My key takeaways from President Chinchilla’s presentation include:

  • Costa Rica’s success is not accidental. The government has made important CHOICES that has propelled Costa Rica as thriving democracy and leader in the services industry
  • Strong support for the rule of law, security, public health, foreign direct investment, free trade and renewable energy (100 percent of Costa Rica energy consumed is now from renewable resources) has been critical to Costa Rica’s long time economic success. But, probably the most important choice was Costa Rica’s long time commitment to invest in the education of their citizens.  This includes ensuring free public education across the majority of the population, but also mechanisms for higher education such as scholarships for Master’s and PHDs in high tech

Due to the above, Costa Rica has transformed from an economy dominated by the agriculture industry to a service/high tech product economy that is now driving growth (from 6 service companies in 2000 to 139 in 2015). Costa Rica is now being seen as a gateway to the Americas by many in Europe, Asia and North America.

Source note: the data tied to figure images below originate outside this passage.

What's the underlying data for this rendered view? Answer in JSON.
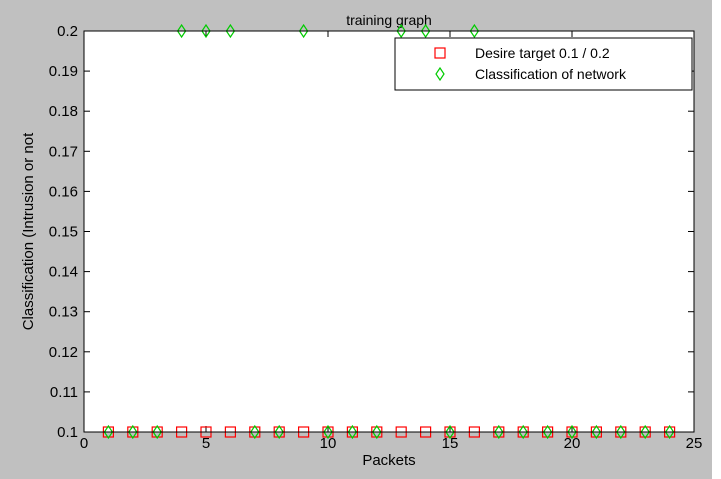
{
  "chart_data": {
    "type": "scatter",
    "title": "training graph",
    "xlabel": "Packets",
    "ylabel": "Classification (Intrusion or not",
    "xlim": [
      0,
      25
    ],
    "ylim": [
      0.1,
      0.2
    ],
    "x_ticks": [
      "0",
      "5",
      "10",
      "15",
      "20",
      "25"
    ],
    "y_ticks": [
      "0.1",
      "0.11",
      "0.12",
      "0.13",
      "0.14",
      "0.15",
      "0.16",
      "0.17",
      "0.18",
      "0.19",
      "0.2"
    ],
    "grid": false,
    "legend_position": "top-right",
    "series": [
      {
        "name": "Desire target   0.1 / 0.2",
        "marker": "square",
        "color": "#ff0000",
        "x": [
          1,
          2,
          3,
          4,
          5,
          6,
          7,
          8,
          9,
          10,
          11,
          12,
          13,
          14,
          15,
          16,
          17,
          18,
          19,
          20,
          21,
          22,
          23,
          24
        ],
        "y": [
          0.1,
          0.1,
          0.1,
          0.1,
          0.1,
          0.1,
          0.1,
          0.1,
          0.1,
          0.1,
          0.1,
          0.1,
          0.1,
          0.1,
          0.1,
          0.1,
          0.1,
          0.1,
          0.1,
          0.1,
          0.1,
          0.1,
          0.1,
          0.1
        ]
      },
      {
        "name": "Classification of network",
        "marker": "diamond",
        "color": "#00cc00",
        "x": [
          1,
          2,
          3,
          4,
          5,
          6,
          7,
          8,
          9,
          10,
          11,
          12,
          13,
          14,
          15,
          16,
          17,
          18,
          19,
          20,
          21,
          22,
          23,
          24
        ],
        "y": [
          0.1,
          0.1,
          0.1,
          0.2,
          0.2,
          0.2,
          0.1,
          0.1,
          0.2,
          0.1,
          0.1,
          0.1,
          0.2,
          0.2,
          0.1,
          0.2,
          0.1,
          0.1,
          0.1,
          0.1,
          0.1,
          0.1,
          0.1,
          0.1
        ]
      }
    ]
  }
}
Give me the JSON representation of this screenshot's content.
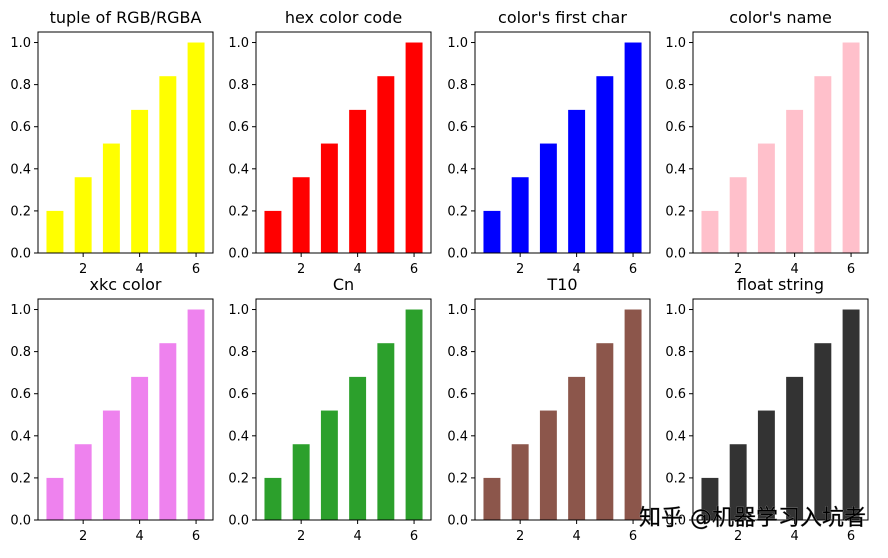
{
  "chart_data": [
    {
      "type": "bar",
      "title": "tuple of RGB/RGBA",
      "color": "#ffff00",
      "x": [
        1,
        2,
        3,
        4,
        5,
        6
      ],
      "values": [
        0.2,
        0.36,
        0.52,
        0.68,
        0.84,
        1.0
      ],
      "xlim": [
        0.4,
        6.6
      ],
      "ylim": [
        0,
        1.05
      ],
      "xticks": [
        2,
        4,
        6
      ],
      "yticks": [
        0.0,
        0.2,
        0.4,
        0.6,
        0.8,
        1.0
      ]
    },
    {
      "type": "bar",
      "title": "hex color code",
      "color": "#ff0000",
      "x": [
        1,
        2,
        3,
        4,
        5,
        6
      ],
      "values": [
        0.2,
        0.36,
        0.52,
        0.68,
        0.84,
        1.0
      ],
      "xlim": [
        0.4,
        6.6
      ],
      "ylim": [
        0,
        1.05
      ],
      "xticks": [
        2,
        4,
        6
      ],
      "yticks": [
        0.0,
        0.2,
        0.4,
        0.6,
        0.8,
        1.0
      ]
    },
    {
      "type": "bar",
      "title": "color's first char",
      "color": "#0000ff",
      "x": [
        1,
        2,
        3,
        4,
        5,
        6
      ],
      "values": [
        0.2,
        0.36,
        0.52,
        0.68,
        0.84,
        1.0
      ],
      "xlim": [
        0.4,
        6.6
      ],
      "ylim": [
        0,
        1.05
      ],
      "xticks": [
        2,
        4,
        6
      ],
      "yticks": [
        0.0,
        0.2,
        0.4,
        0.6,
        0.8,
        1.0
      ]
    },
    {
      "type": "bar",
      "title": "color's name",
      "color": "#ffc0cb",
      "x": [
        1,
        2,
        3,
        4,
        5,
        6
      ],
      "values": [
        0.2,
        0.36,
        0.52,
        0.68,
        0.84,
        1.0
      ],
      "xlim": [
        0.4,
        6.6
      ],
      "ylim": [
        0,
        1.05
      ],
      "xticks": [
        2,
        4,
        6
      ],
      "yticks": [
        0.0,
        0.2,
        0.4,
        0.6,
        0.8,
        1.0
      ]
    },
    {
      "type": "bar",
      "title": "xkc color",
      "color": "#ee82ee",
      "x": [
        1,
        2,
        3,
        4,
        5,
        6
      ],
      "values": [
        0.2,
        0.36,
        0.52,
        0.68,
        0.84,
        1.0
      ],
      "xlim": [
        0.4,
        6.6
      ],
      "ylim": [
        0,
        1.05
      ],
      "xticks": [
        2,
        4,
        6
      ],
      "yticks": [
        0.0,
        0.2,
        0.4,
        0.6,
        0.8,
        1.0
      ]
    },
    {
      "type": "bar",
      "title": "Cn",
      "color": "#2ca02c",
      "x": [
        1,
        2,
        3,
        4,
        5,
        6
      ],
      "values": [
        0.2,
        0.36,
        0.52,
        0.68,
        0.84,
        1.0
      ],
      "xlim": [
        0.4,
        6.6
      ],
      "ylim": [
        0,
        1.05
      ],
      "xticks": [
        2,
        4,
        6
      ],
      "yticks": [
        0.0,
        0.2,
        0.4,
        0.6,
        0.8,
        1.0
      ]
    },
    {
      "type": "bar",
      "title": "T10",
      "color": "#8c564b",
      "x": [
        1,
        2,
        3,
        4,
        5,
        6
      ],
      "values": [
        0.2,
        0.36,
        0.52,
        0.68,
        0.84,
        1.0
      ],
      "xlim": [
        0.4,
        6.6
      ],
      "ylim": [
        0,
        1.05
      ],
      "xticks": [
        2,
        4,
        6
      ],
      "yticks": [
        0.0,
        0.2,
        0.4,
        0.6,
        0.8,
        1.0
      ]
    },
    {
      "type": "bar",
      "title": "float string",
      "color": "#333333",
      "x": [
        1,
        2,
        3,
        4,
        5,
        6
      ],
      "values": [
        0.2,
        0.36,
        0.52,
        0.68,
        0.84,
        1.0
      ],
      "xlim": [
        0.4,
        6.6
      ],
      "ylim": [
        0,
        1.05
      ],
      "xticks": [
        2,
        4,
        6
      ],
      "yticks": [
        0.0,
        0.2,
        0.4,
        0.6,
        0.8,
        1.0
      ]
    }
  ],
  "watermark": "知乎 @机器学习入坑者"
}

One of Costa Rica tag lines is “We are a people that love people”.  I believe this attitude manifests itself in a real and tangible fashion, as I see the spirit of teamwork and comradery from both our Costa Rica and Colombian teams.  These resources are committed to technical excellence, but they are just as committed to results and project success, through close collaboration and team work.

Every country is different, with its own set of societal issues and challenges.  But I believe Costa Rica’s transformation is worthy of review, for it can give us important insights on the choices that can be made to drive economic success and society stability.